Video tool
Auto-Generate Subtitles for Video
Drop a video. Get an SRT file. The transcription model runs locally — your audio never leaves this tab.
How it works
- 1
Drop a video or audio file
Anything FFmpeg can decode — MP4, MOV, WebM, MKV, AVI, MP3, WAV, M4A. The file stays on your device.
- 2
Wait for the speech model (first run only, ~75 MB)
We download Whisper-tiny.en the first time you use this tool. After that it's cached and re-runs instantly. The model never leaves your browser either.
- 3
Transcribe in your browser
Audio is extracted via FFmpeg and fed to Whisper. Per-segment timestamps come back. We format them as a standards-compliant SRT file.
- 4
Download the .srt
Use it in any video player that supports external subtitles, upload it to YouTube, or burn it into the picture with our subtitle burn-in tool.
Why use Auto-subtitles?
Your audio never leaves your tab — no API key, no third-party service, no per-minute pricing. Whisper runs locally via WebAssembly the same way our other tools do.
Standards-compliant SRT output — works in VLC, mpv, YouTube, Vimeo, Premiere, DaVinci Resolve, or our own subtitle burn-in tool.

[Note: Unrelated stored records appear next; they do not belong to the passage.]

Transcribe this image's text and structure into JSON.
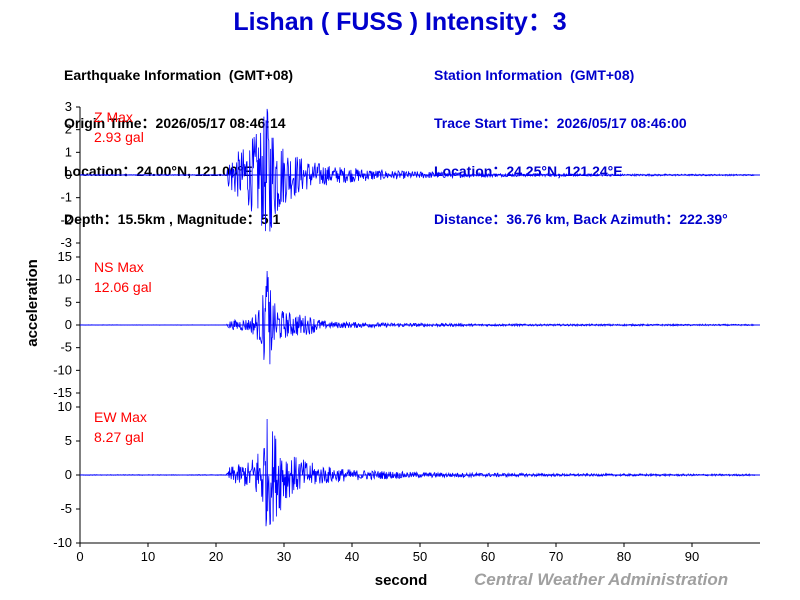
{
  "page_title": "Lishan ( FUSS ) Intensity：3",
  "earthquake_info": {
    "heading": "Earthquake Information  (GMT+08)",
    "origin_time": "Origin Time：2026/05/17 08:46:14",
    "location": "Location：24.00°N, 121.00°E",
    "depth_magnitude": "Depth：15.5km , Magnitude：5.1"
  },
  "station_info": {
    "heading": "Station Information  (GMT+08)",
    "trace_start": "Trace Start Time：2026/05/17 08:46:00",
    "location": "Location：24.25°N, 121.24°E",
    "distance": "Distance：36.76 km, Back Azimuth：222.39°"
  },
  "footer": "Central Weather Administration",
  "colors": {
    "trace": "#0000ff",
    "label": "#ff0000",
    "title": "#0000cc",
    "footer": "#a0a0a0"
  },
  "chart_data": {
    "type": "line",
    "xlabel": "second",
    "ylabel": "acceleration",
    "xlim": [
      0,
      100
    ],
    "x_ticks": [
      0,
      10,
      20,
      30,
      40,
      50,
      60,
      70,
      80,
      90
    ],
    "series": [
      {
        "name": "Z",
        "max_label": "Z Max",
        "max_value": "2.93 gal",
        "ylim": [
          -3,
          3
        ],
        "y_ticks": [
          3,
          2,
          1,
          0,
          -1,
          -2,
          -3
        ],
        "envelope": [
          [
            0,
            0.02
          ],
          [
            21.5,
            0.02
          ],
          [
            22,
            0.8
          ],
          [
            24,
            1.2
          ],
          [
            26,
            1.9
          ],
          [
            27.5,
            2.93
          ],
          [
            28.5,
            2.2
          ],
          [
            30,
            1.3
          ],
          [
            33,
            0.7
          ],
          [
            37,
            0.4
          ],
          [
            45,
            0.2
          ],
          [
            60,
            0.08
          ],
          [
            75,
            0.05
          ],
          [
            100,
            0.03
          ]
        ]
      },
      {
        "name": "NS",
        "max_label": "NS Max",
        "max_value": "12.06 gal",
        "ylim": [
          -15,
          15
        ],
        "y_ticks": [
          15,
          10,
          5,
          0,
          -5,
          -10,
          -15
        ],
        "envelope": [
          [
            0,
            0.05
          ],
          [
            21.5,
            0.05
          ],
          [
            22,
            1.0
          ],
          [
            25,
            1.5
          ],
          [
            26.5,
            4.0
          ],
          [
            27.5,
            12.06
          ],
          [
            28.5,
            5.0
          ],
          [
            30,
            3.0
          ],
          [
            34,
            2.0
          ],
          [
            36,
            0.8
          ],
          [
            45,
            0.5
          ],
          [
            60,
            0.25
          ],
          [
            100,
            0.15
          ]
        ]
      },
      {
        "name": "EW",
        "max_label": "EW Max",
        "max_value": "8.27 gal",
        "ylim": [
          -10,
          10
        ],
        "y_ticks": [
          10,
          5,
          0,
          -5,
          -10
        ],
        "envelope": [
          [
            0,
            0.05
          ],
          [
            21.5,
            0.05
          ],
          [
            22,
            1.2
          ],
          [
            25,
            2.0
          ],
          [
            26.5,
            4.5
          ],
          [
            27.5,
            8.27
          ],
          [
            29,
            6.0
          ],
          [
            31,
            3.0
          ],
          [
            35,
            1.5
          ],
          [
            40,
            0.8
          ],
          [
            50,
            0.4
          ],
          [
            70,
            0.2
          ],
          [
            100,
            0.12
          ]
        ]
      }
    ]
  }
}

Free with no caps. Paid alternatives (Veed, Descript, OpenAI's Whisper API) charge per minute or behind monthly subscriptions. Ours is the same model running on your hardware.
Common use cases
- Caption a podcast episode for accessibility before publishing
- Generate a transcript of a recorded lecture or interview
- Add subtitles to a video before sharing on social platforms
- Get a starting-point transcript that you'll edit by hand for accuracy
- Caption a screen recording for a tutorial or how-to video
- Generate SRT for a private family video without uploading it anywhere
About MP4 and SRT
SRT (SubRip) is the most widely supported subtitle format on the web. Each cue is a sequence number, a time range like '00:00:05,000 --> 00:00:08,500', and one or more lines of text. Our auto-subtitles tool uses Whisper-tiny.en — OpenAI's open-source speech recognition model in its English-only variant — running entirely in your browser via WebAssembly. The model is ~75 MB on the first run, cached afterwards. Accuracy is good on clear English speech, lower on heavy accents, low-quality audio, or domain-specific jargon. The SRT output is a starting point you can refine in any text editor.
Frequently asked questions
- Is my video uploaded to a server?
- No. NoCloud Media transcribes your video entirely in your browser using WebAssembly. The Whisper speech model also runs locally — both your audio and the transcribed text stay on your device.
- What's the maximum file size I can transcribe?
- It depends on your browser's available memory. Files under 500 MB transcribe smoothly on most devices. Long videos (1 hour+) may exhaust memory on phones; desktop browsers with plenty of RAM handle them better. Audio-only files are much lighter on memory than video.
- How accurate is it?
- Whisper-tiny.en is competitive with paid services for clear English speech in normal acoustic conditions. Expect more errors on heavy accents, noisy backgrounds, technical jargon, or quiet recordings. The output is a great starting point you can refine in 10-15 minutes for an hour of video.
- What languages does it support?
- Today: English only. We use the English-only Whisper-tiny.en model because it's smaller, faster, and slightly more accurate on English than the multilingual variant. Multilingual support is on the roadmap.
- Why does the first run take so long?
- The first time you use this tool, we download Whisper's speech recognition model — about 75 MB. After that it's cached in your browser and subsequent runs start in under a second. The model never expires; subsequent visits will use the cached copy unless you clear browser data.
- Which browsers are supported?
- Chrome, Edge, Firefox, and Safari 15+. We require WebAssembly, SharedArrayBuffer, and cross-origin isolation, all standard in modern browsers.